Carlos Castilho
O secular dilema entre liberdade de expressão e direitos
individuais começa a ser discutido num novo contexto, particularmente no caso
da relação entre empresas de comunicação e a infância e adolescência. É o que
foi possível vislumbrar nas entrelinhas dos debates ocorridos durante o
Seminário Internacional Infância e Comunicação - Direitos, Democracia e
Desenvolvimento, que reuniu especialistas brasileiros e estrangeiros em
Brasília entre os dias 6-8/3.
As esperanças despertadas pelo evento estão, paradoxalmente, na
ausência de resoluções normativas. Para quem acompanha as polêmicas na relação
imprensa/infância, a evolução positiva ocorre na medida em que os
protagonistas, notadamente as organizações não governamentais ligadas ao
problema, começam a se dar conta que ocorreram mudanças irreversíveis no
relacionamento entre crianças e adolescentes e a mídia, no seu sentido amplo.

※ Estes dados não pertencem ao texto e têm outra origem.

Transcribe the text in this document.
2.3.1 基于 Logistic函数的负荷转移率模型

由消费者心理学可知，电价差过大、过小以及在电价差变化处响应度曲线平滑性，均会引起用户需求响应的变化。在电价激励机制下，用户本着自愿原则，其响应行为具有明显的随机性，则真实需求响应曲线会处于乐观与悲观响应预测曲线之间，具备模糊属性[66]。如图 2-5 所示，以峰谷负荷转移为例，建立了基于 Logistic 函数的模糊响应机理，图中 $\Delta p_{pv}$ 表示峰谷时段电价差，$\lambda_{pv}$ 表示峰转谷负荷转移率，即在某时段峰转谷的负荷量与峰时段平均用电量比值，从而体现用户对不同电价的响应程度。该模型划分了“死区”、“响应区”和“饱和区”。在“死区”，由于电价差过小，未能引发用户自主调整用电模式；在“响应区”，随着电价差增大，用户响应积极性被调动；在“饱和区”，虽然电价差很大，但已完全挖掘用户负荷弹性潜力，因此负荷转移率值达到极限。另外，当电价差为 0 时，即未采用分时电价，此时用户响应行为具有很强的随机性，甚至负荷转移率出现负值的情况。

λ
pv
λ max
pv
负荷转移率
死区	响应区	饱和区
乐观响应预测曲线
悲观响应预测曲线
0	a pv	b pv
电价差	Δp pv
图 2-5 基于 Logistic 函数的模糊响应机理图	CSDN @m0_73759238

Soluções do tipo regulamentação, autorregulamentação ou
desregulamentação total começam a ser vistas como alternativas para situações
especÍficas em vez de normas gerais para aplicação indiscriminada, independente
das características particulares de cada contexto social, político, econômico e
cultural.
A maioria dos participantes do evento organizado pela ANDI,
Ministério da Justiça e Secretaria Nacional dos Direitos Humanos seguia a linha
tradicional do debate centrado nos prós e contra da regulamentação da mídia
quando a psicóloga Maria Dolores Souza, diretora do Conselho Nacional de
Televisão do Chile, apresentou uma pesquisa sobre hábitos de crianças e
adolescentes menores de 16 anos que coloca em questão o enfoque oficial sobre a
regulamentação, autorregulamentação ou desregulamentação dos programas de
televisão aberta e por cabo.
A pesquisa mostra que os aparelhos de TV e os computadores já não
estão mais na sala de estar, mas nos quartos das crianças e adolescentes. E que
pouco menos da metade do público com menos de 16 anos assiste a qualquer
programa televisivo, em qualquer horário, pela internet. Mais ainda, que os
sistemas de bloqueio de canais pornográficos são facilmente anulados por
códigos que circulam pela Web e que são passados de criança para criança pelas
redes sociais e chats.
A pesquisa é bem mais ampla e detalhada, mas destaco apenas esses
dados para sinalizar que o crescimento da internet alterou o rumo das
discussões sobre as políticas públicas na questão mídia/criança/adolescentes. A
nova realidade digital mudou o eixo das preocupações de uma abordagem
generalista para um enfoque específico e contextualizado.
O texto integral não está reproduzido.